The ECB, initially viewed by the euro’s founders as an offshoot of Germany’s proudly independent Bundesbank, also is fueling tension over how far it’s willing to help governments battle a debt crisis that has just taken Cyprus as its latest victim.
Having already bought government bonds to soothe markets, made unlimited long-term loans to banks and diluted the quality of acceptable collateral, President Mario Draghi last year crafted the Outright Monetary Transactions program, which allows the ECB to buy the bonds of nations that agree to austerity and to revamp their economies. He says doing so would help unblock bottlenecks that prevent the central bank’s easy-money stance from filtering equally through the 17-nation region.
As yet untapped, it has been opposed by Bundesbank President Jens Weidmann on the grounds that it’s tantamount to printing money to finance governments, which the ECB’s founding treaty prohibits. Underscoring German disdain, former ECB board member Juergen Stark, who quit in 2011 in protest at the first round of bond buying, dubs the strategy “Out of Mandate Transactions.”
“The ECB has made an amazing power grab on fiscal policy,” said Tim Duy, an economist at the University of Oregon in Eugene who writes a blog on monetary policy. “To what extent does this political intrusion prevent them from doing their job in the future?”
The independence dilemma may be greater for the ECB than its counterparts because “there is more incentive for an individual country to push risk on to the central bank, since that way it spreads the risk away from the country itself to the euro area as a whole,” said Huw Pill, chief European economist at Goldman Sachs Group Inc. and a former ECB official.
Some politicians already want more. Spanish Prime Minister Mariano Rajoy last week called on the ECB to match the quantitative easing of the U.S. and Japan. French President Francois Hollande has leaned on the ECB to do more to weaken the euro.
The government and central bank of Cyprus also are at odds over whether to sell the nation’s gold. Bundesbank board member Andreas Dombret warned in today’s Handelsblatt newspaper against politicizing central banks by handing them sole responsibility in areas requiring democratic legitimacy such as financial market supervision.
The fiscal and monetary authorities of the U.K. also may be blurring lines amid the risk of a third recession since 2008. The central bank already has tolerated inflation above its 2 percent target every month since November 2009 and has 375 billion-pound quantitative-easing program.
The ties may nevertheless be getting stronger as the economy stays weak. Calling “monetary activism” a necessary part of the government’s economic strategy, Chancellor of the Exchequer George Osborne last month made the bank’s mission statement more flexible and told it to explore Fed-style policy guidance to enhance stimulus after Mark Carney becomes governor in July.

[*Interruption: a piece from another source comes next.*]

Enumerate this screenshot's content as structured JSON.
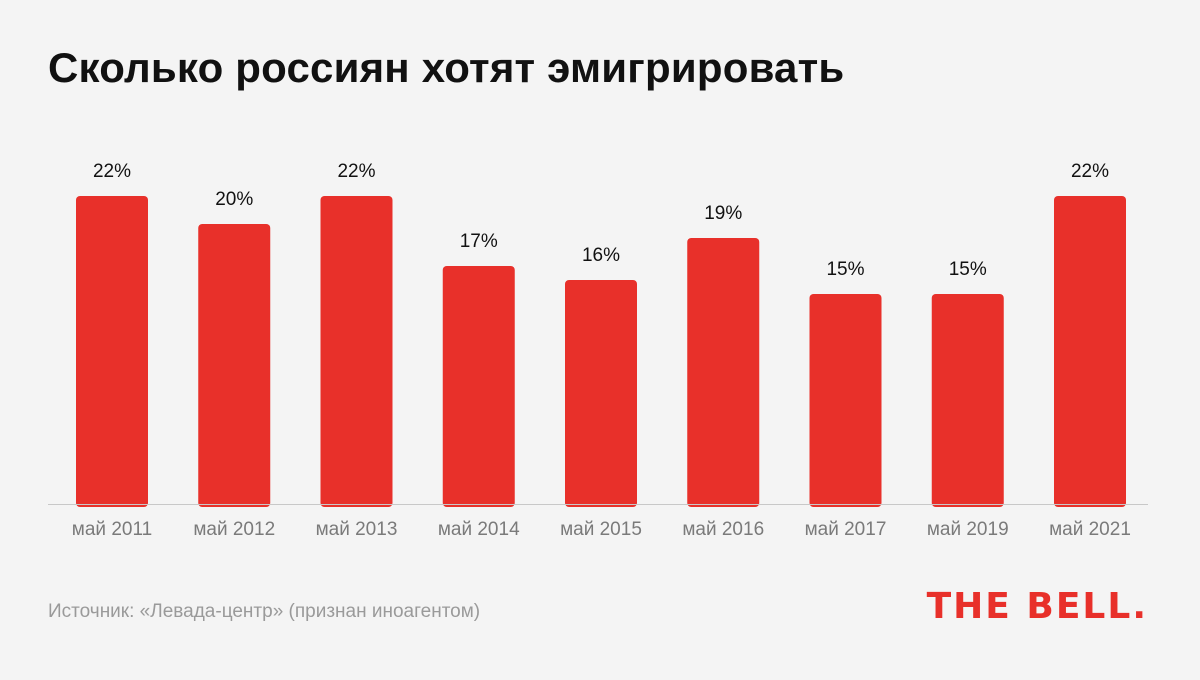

The Fed in December tied changes in its benchmark lending rate directly to economic indicators for employment and inflation for the first time.
Osborne also said government and central-bank officials are “actively considering” extending the Funding for Lending Scheme they united to start last year. The goal is to boost the provision of credit by lowering funding costs for financial companies.
“There does seem to be an element of politicization” in the programs, said Robert Wood, chief U.K. economist at Berenberg Bank in London and a former Bank of England official. “But for the moment it’s not pushing policy where it shouldn’t be because the economy does need stimulus.”
The upshot is that the world economy is in a period when central banks are willing to restrain the cost of servicing government and household debt for fear of derailing economies if they don’t, said Joachim Fels, co-global head of economics at Morgan Stanley in London.
“Central bank independence is history,” he said.